No, the time is now for the Premiership to impose unilaterally its own controls to prevent not only the massive subsidies to clubs, but the obscene leveraged buy-outs which will bring ruin to both Manchester United and Liverpool. In Liverpool’s case, it already has done. Yes, it may mean the ‘best’ talent in the world may bypass the Premiership (and arguably they are doing so already) and it may mean that the Premiership’s recent ‘domination’ (according to the pundits) of the Champions League would end in the short term, but it would make for a far better competition and safeguard the future of clubs for their supporters.

So sign up to RTG to help get a proper football competition! 


The Keeper

…still waiting for the call from City! 

If the Keeper sounds a bit distracted this week then many apologies but it’s down to this new shirt they’ve got him wearing for the new season. It itches like hell. The days when the old green cotton jersey was washed and laid out on the bed in August have long since departed. Now it’s a question of making sure he gets used to at least three different luminous coloured nylon affairs. It used to be the case that the Keeper only had to go through this unpleasant process every few years but actually it seems to be a yearly occurrence now. In fact 18 from 20 Premier League clubs have changed their first team kit again this year so why should the Keeper get off scot free? At least Arsenal and Manchester United have ‘gone green’ by claiming their new replica kits are made from recycled plastic bottles. This does not unfortunately result in the shirts being cheaper to buy for the average football supporter but from a manufacturing production viewpoint, it makes perfect sense. After quenching their raging thirst in the oppressive heat of the sweatshop, a Chinese worker will be able to throw their plastic water bottle in the skip next to their work space safe in the knowledge that it will be back in front of them in a matter of days to be hewn expertly into a Nike football shirt.

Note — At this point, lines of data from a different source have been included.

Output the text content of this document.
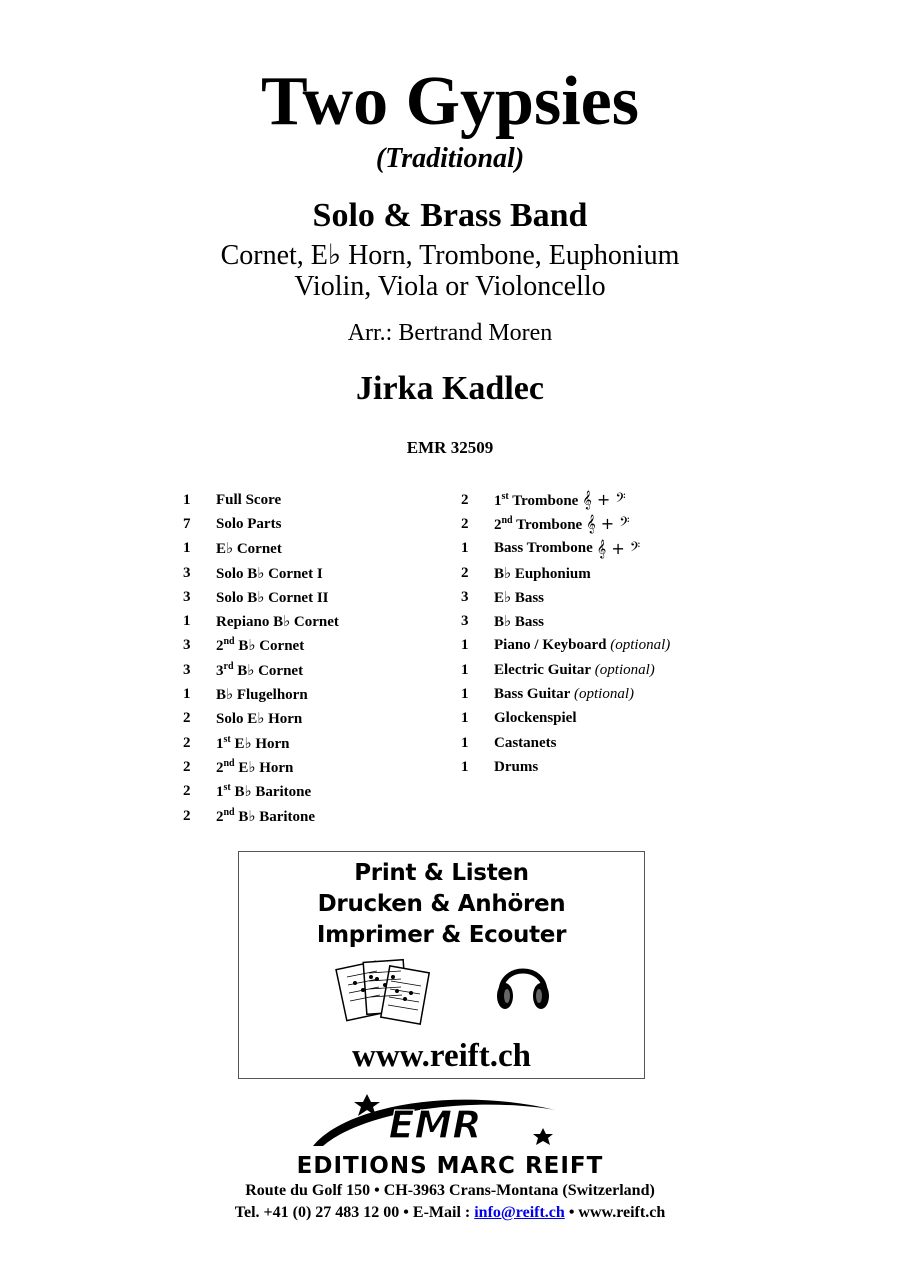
Two Gypsies
(Traditional)
Solo & Brass Band
Cornet, E♭ Horn, Trombone, Euphonium
Violin, Viola or Violoncello
Arr.: Bertrand Moren
Jirka Kadlec
EMR 32509
1	Full Score
7	Solo Parts
1	E♭ Cornet
3	Solo B♭ Cornet I
3	Solo B♭ Cornet II
1	Repiano B♭ Cornet
3	2nd B♭ Cornet
3	3rd B♭ Cornet
1	B♭ Flugelhorn
2	Solo E♭ Horn
2	1st E♭ Horn
2	2nd E♭ Horn
2	1st B♭ Baritone
2	2nd B♭ Baritone
2	1st Trombone 𝄞 + 𝄢
2	2nd Trombone 𝄞 + 𝄢
1	Bass Trombone 𝄞 + 𝄢
2	B♭ Euphonium
3	E♭ Bass
3	B♭ Bass
1	Piano / Keyboard (optional)
1	Electric Guitar (optional)
1	Bass Guitar (optional)
1	Glockenspiel
1	Castanets
1	Drums
Print & Listen
Drucken & Anhören
Imprimer & Ecouter
www.reift.ch
EMR
EDITIONS MARC REIFT
Route du Golf 150 • CH-3963 Crans-Montana (Switzerland)
Tel. +41 (0) 27 483 12 00 • E-Mail : info@reift.ch • www.reift.ch
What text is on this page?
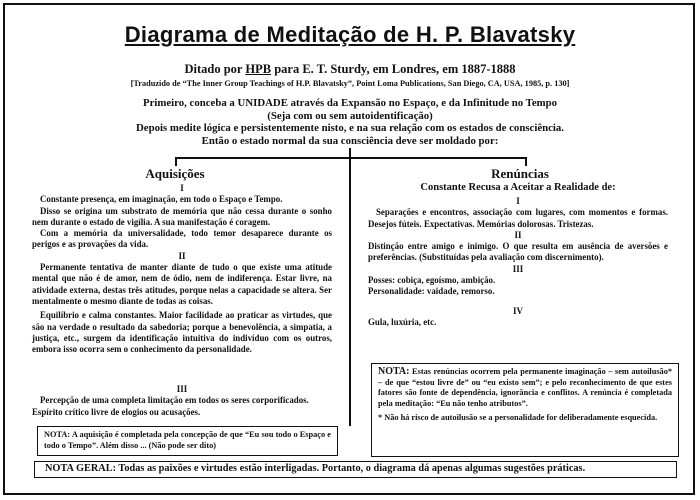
Diagrama de Meditação de H. P. Blavatsky
Ditado por HPB para E. T. Sturdy, em Londres, em 1887-1888
[Traduzido de “The Inner Group Teachings of H.P. Blavatsky”, Point Loma Publications, San Diego, CA, USA, 1985, p. 130]
Primeiro, conceba a UNIDADE através da Expansão no Espaço, e da Infinitude no Tempo
(Seja com ou sem autoidentificação)
Depois medite lógica e persistentemente nisto, e na sua relação com os estados de consciência.
Então o estado normal da sua consciência deve ser moldado por:
Aquisições
I

Constante presença, em imaginação, em todo o Espaço e Tempo.

Disso se origina um substrato de memória que não cessa durante o sonho nem durante o estado de vigília. A sua manifestação é coragem.

Com a memória da universalidade, todo temor desaparece durante os perigos e as provações da vida.

II

Permanente tentativa de manter diante de tudo o que existe uma atitude mental que não é de amor, nem de ódio, nem de indiferença. Estar livre, na atividade externa, destas três atitudes, porque nelas a capacidade se altera. Ser mentalmente o mesmo diante de todas as coisas.

Equilíbrio e calma constantes. Maior facilidade ao praticar as virtudes, que são na verdade o resultado da sabedoria; porque a benevolência, a simpatia, a justiça, etc., surgem da identificação intuitiva do indivíduo com os outros, embora isso ocorra sem o conhecimento da personalidade.

III

Percepção de uma completa limitação em todos os seres corporificados. Espírito crítico livre de elogios ou acusações.

NOTA: A aquisição é completada pela concepção de que “Eu sou todo o Espaço e todo o Tempo”. Além disso ... (Não pode ser dito)
Renúncias
Constante Recusa a Aceitar a Realidade de:
I

Separações e encontros, associação com lugares, com momentos e formas. Desejos fúteis. Expectativas. Memórias dolorosas. Tristezas.

II

Distinção entre amigo e inimigo. O que resulta em ausência de aversões e preferências. (Substituídas pela avaliação com discernimento).

III

Posses: cobiça, egoísmo, ambição.

Personalidade: vaidade, remorso.

IV

Gula, luxúria, etc.

NOTA: Estas renúncias ocorrem pela permanente imaginação – sem autoilusão* – de que “estou livre de” ou “eu existo sem”; e pelo reconhecimento de que estes fatores são fonte de dependência, ignorância e conflitos. A renúncia é completada pela meditação: “Eu não tenho atributos”.
* Não há risco de autoilusão se a personalidade for deliberadamente esquecida.
NOTA GERAL: Todas as paixões e virtudes estão interligadas. Portanto, o diagrama dá apenas algumas sugestões práticas.
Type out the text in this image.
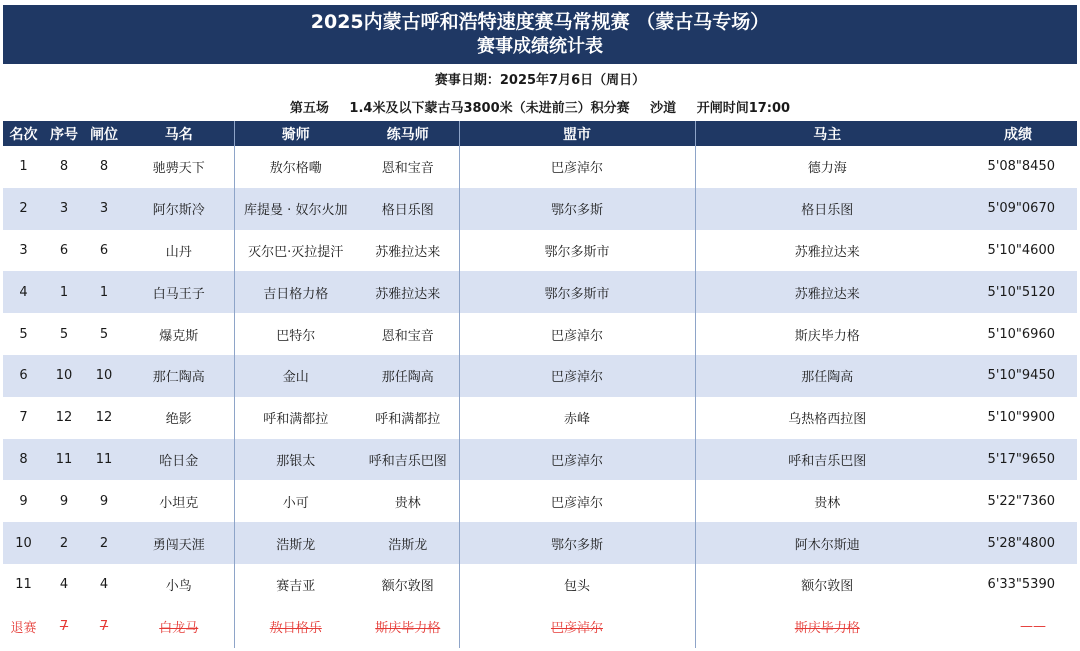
2025内蒙古呼和浩特速度赛马常规赛 （蒙古马专场）
赛事成绩统计表
赛事日期：2025年7月6日（周日）
第五场 1.4米及以下蒙古马3800米（未进前三）积分赛 沙道 开闸时间17:00
名次	序号	闸位	马名	骑师	练马师	盟市	马主	成绩
1	8	8	驰骋天下	敖尔格嘞	恩和宝音	巴彦淖尔	德力海	5'08"8450
2	3	3	阿尔斯冷	库提曼 · 奴尔火加	格日乐图	鄂尔多斯	格日乐图	5'09"0670
3	6	6	山丹	灭尔巴·灭拉提汗	苏雅拉达来	鄂尔多斯市	苏雅拉达来	5'10"4600
4	1	1	白马王子	吉日格力格	苏雅拉达来	鄂尔多斯市	苏雅拉达来	5'10"5120
5	5	5	爆克斯	巴特尔	恩和宝音	巴彦淖尔	斯庆毕力格	5'10"6960
6	10	10	那仁陶高	金山	那任陶高	巴彦淖尔	那任陶高	5'10"9450
7	12	12	绝影	呼和满都拉	呼和满都拉	赤峰	乌热格西拉图	5'10"9900
8	11	11	哈日金	那银太	呼和吉乐巴图	巴彦淖尔	呼和吉乐巴图	5'17"9650
9	9	9	小坦克	小可	贵林	巴彦淖尔	贵林	5'22"7360
10	2	2	勇闯天涯	浩斯龙	浩斯龙	鄂尔多斯	阿木尔斯迪	5'28"4800
11	4	4	小鸟	赛吉亚	额尔敦图	包头	额尔敦图	6'33"5390
退赛	7	7	白龙马	敖日格乐	斯庆毕力格	巴彦淖尔	斯庆毕力格	——
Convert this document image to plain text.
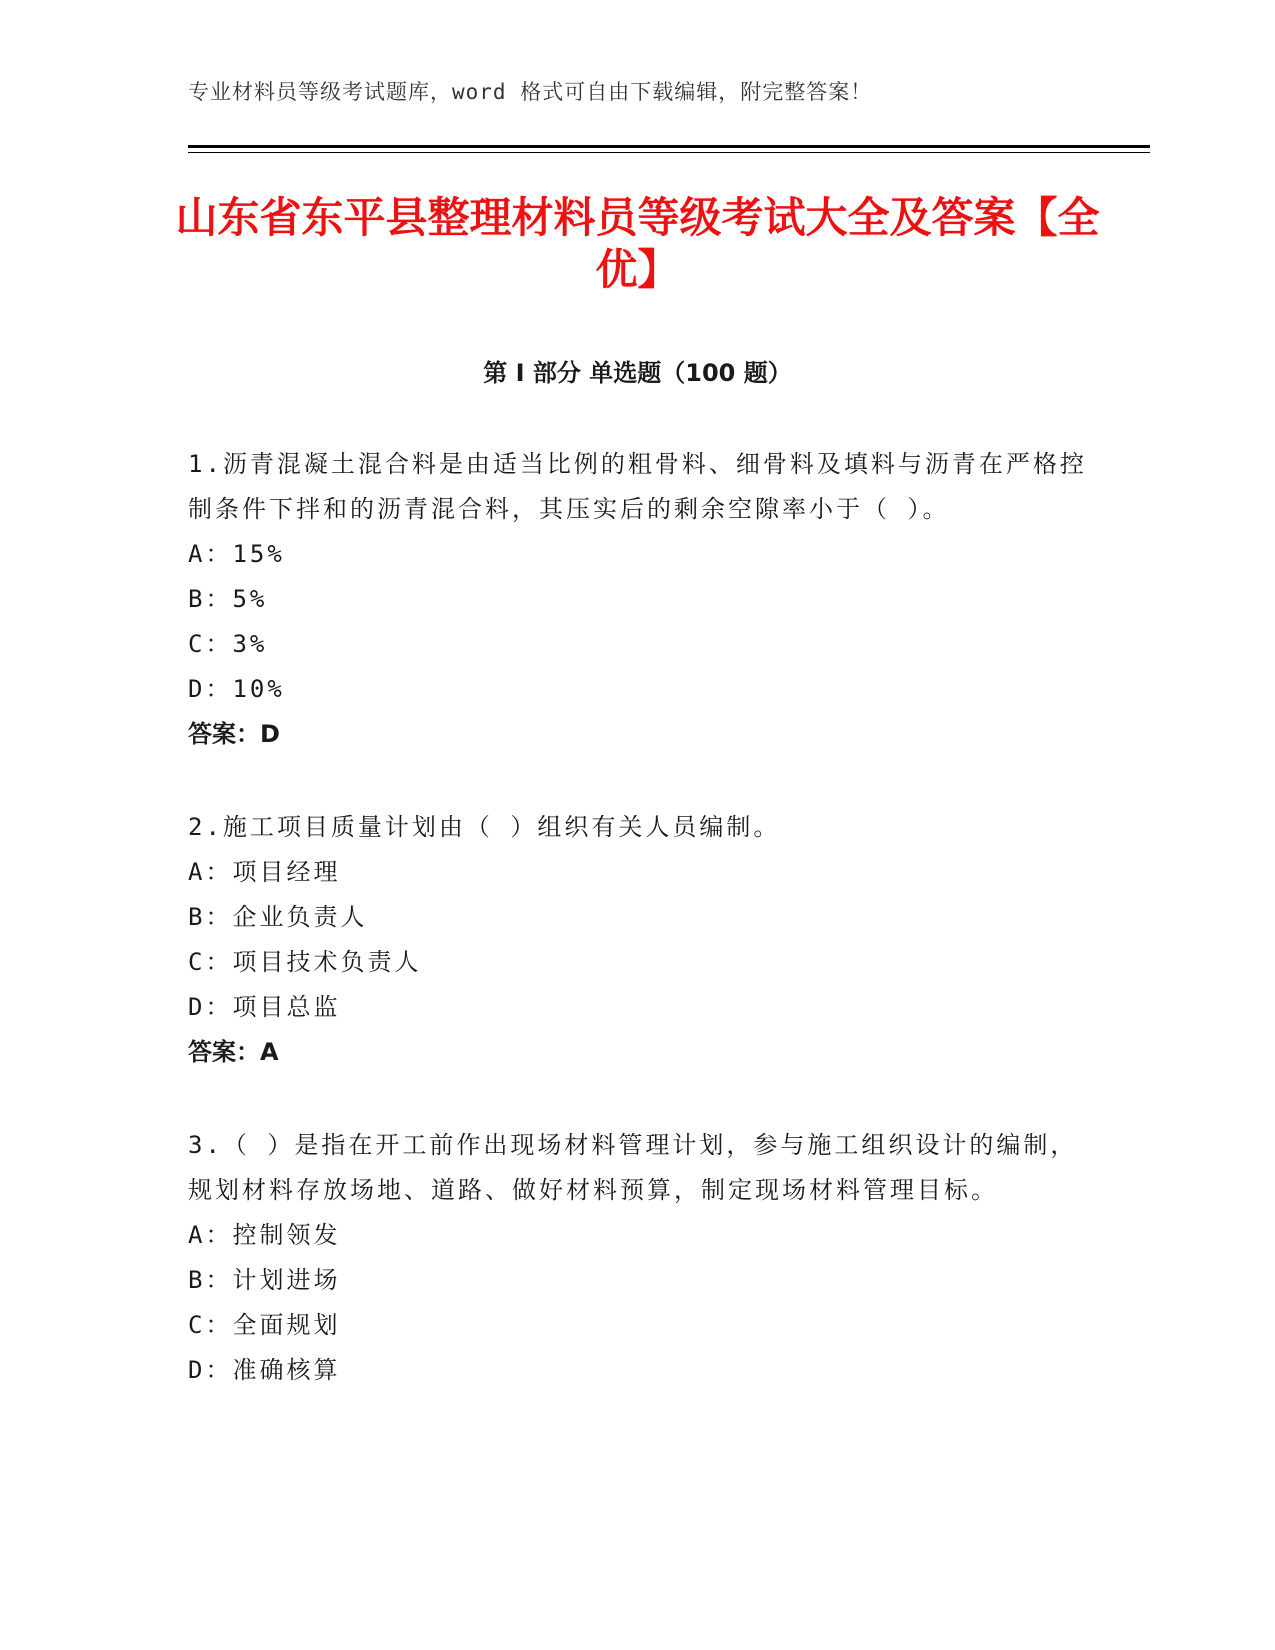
专业材料员等级考试题库，word 格式可自由下载编辑，附完整答案！
山东省东平县整理材料员等级考试大全及答案【全优】
第 I 部分 单选题（100 题）

1.沥青混凝土混合料是由适当比例的粗骨料、细骨料及填料与沥青在严格控制条件下拌和的沥青混合料，其压实后的剩余空隙率小于（ ）。

A：15%

B：5%

C：3%

D：10%

答案：D

2.施工项目质量计划由（ ）组织有关人员编制。

A：项目经理

B：企业负责人

C：项目技术负责人

D：项目总监

答案：A

3.（ ）是指在开工前作出现场材料管理计划，参与施工组织设计的编制，规划材料存放场地、道路、做好材料预算，制定现场材料管理目标。

A：控制领发

B：计划进场

C：全面规划

D：准确核算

Speaking of recycling in sport, the Olympic Stadium for 2012 is the first ever that is apparently totally recyclable. It is designed so that the top tier can be removed and recycled to leave a 25,000 capacity athletics stadium. Or, as talk has it, West Ham may take it over and have their own brand new home ground ready for 2012-13 presumably at taxpayers’ expense. But this doesn’t necessarily mean the recycling doesn’t have to happen. Just think how many peek-a-boo latex bras, crotch-less skin tight knickers and synthetic rubber Rampant Rabbits David Sullivan and David Gold will manage to make out of the recycled running track when it’s ripped up. 

No opportunity for Eduardo to don the reconstituted coke bottles as he thanked his old club Arsenal and departed for Shakhtar Donetsk. The unusual part of his transfer was that he had to learn Ukrainian as part of the deal. This serves as a stark reminder to the Keeper as to why so few English players travel to foreign climes to ply their trade. In three years at Lazio, the best Gazza managed was “uno birra per favour chief” (belch), while in the same time period in Madrid, David Beckham got at best to “grassy arse” and sticking an ‘o’ on the end of any English word he knows (of which, let’s face it, there aren’t that many). The Keeper wonders how many times the phrase “yer know o” was quoted in post-match interviews to the Spanish media.

Closer to home, the saga of Liverpool football club drags on and on. After last season when it seemed that a few scribblings on the back of a fag packet were enough to prove oneself worthy of buying Portsmouth, it could take many months for prospective buyers to prove their own suitability to buy the Merseyside giant while they, in turn, carry out their own due diligence. If this proves too much of a financial strain on Gillette and Hicks it may be that they will default on their loans and Royal Bank of Scotland, effectively a state owned bank, will end up running Liverpool FC. While opposition football supporters the length and breadth of the country have, for many years, taken the piss out of Liverpool folk and their supposed reliance on benefits from the state, having their football club relying on taxpayers’ handouts is surely taking it a bit too far.